I took about 30min this afternoon to give it a test run. It worked pretty well. I've found my biggest problem with these sorts of stoves is my impatience. I don't see the instant results I expect (the flame almost disappears for a while) so I mess around with it, causing a lot of smoke. I'll let the pictures do most of the talking.

1. Fill it with layers of pinky sized dry sticks (the key to getting good, dry wood is to snap dead branches from live or dead trees, not pick it off the ground where it undoubtedly soaks up ground water). If the branch makes a snapping sound and does not bend when you break it off it should be very dry. 2. Next, add some tinder. Here I used one cotton ball, nothing special added. Don't forget to add the pot stand brackets before you go to the next step. The cotton ball lights up very well with my Scout firesteel (a birthday gift from Slublog). In the field I use petroleum jelly smothered cotton balls. You only need a little bit to get dry sticks going.

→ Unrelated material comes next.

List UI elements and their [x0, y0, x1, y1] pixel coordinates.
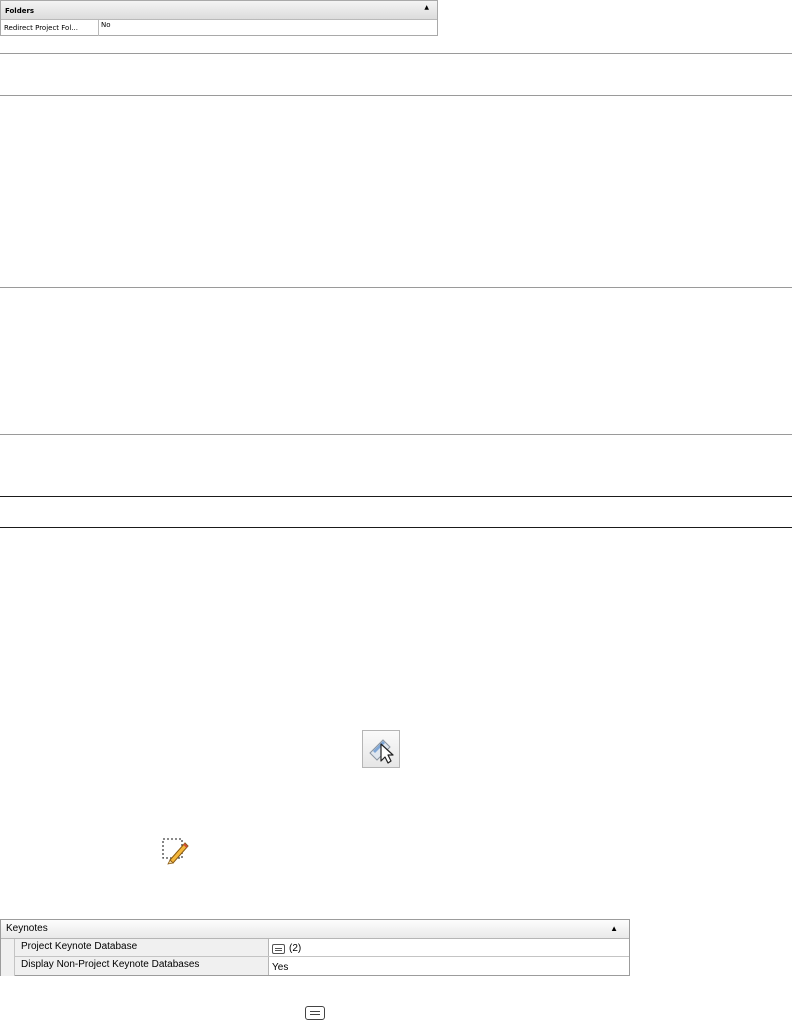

3. Place a few thin sticks acrost the stove and build a small wood pile on top. Light the tinder and wait.
4. The top wood pile will burn for a while, then drop into the stove - igniting the top layer of wood you packed in. This stove burns from the top down and works well if you just fill it once and let it be. It is designed to allow you to add sticks if you'd like and want to use it that way. Once the fire is going well, and dropped into the can low enough you can pop on the pot stand.
5. Smoke. No, this is not necessarily one of the steps... but it tends to happen when I get impatient and mess around with the stove. I didn't see a flame so I removed the windscreen to give it more air. Until the fire is going properly, this is what you'll get when you mess around. It works best if you just leave it be.
6. Wait. Then wait some more. Eventually you'll see a nice flame coming out the top.
7. Boil. Once the stove kicks into gear and the flame is under your pot it won't take long to boil water. The wood was about 1/2 used up when I got two cups to a boil. Sorry, I didn't time it. It continued to boil for a good long while, and the coals at the bottom would keep the water warm for quite some time if left on the stove.
8. Here's a look after the burn is over. You can see the coals sitting at the bottom. Just let the stove sit while you prepare and eat your meal. By the time you're done, it will have cooled off and just be a pile of ash at the bottom. This first test gave a complete burn, nothing but ashes left. Dig a hole and bury the COLD ashes.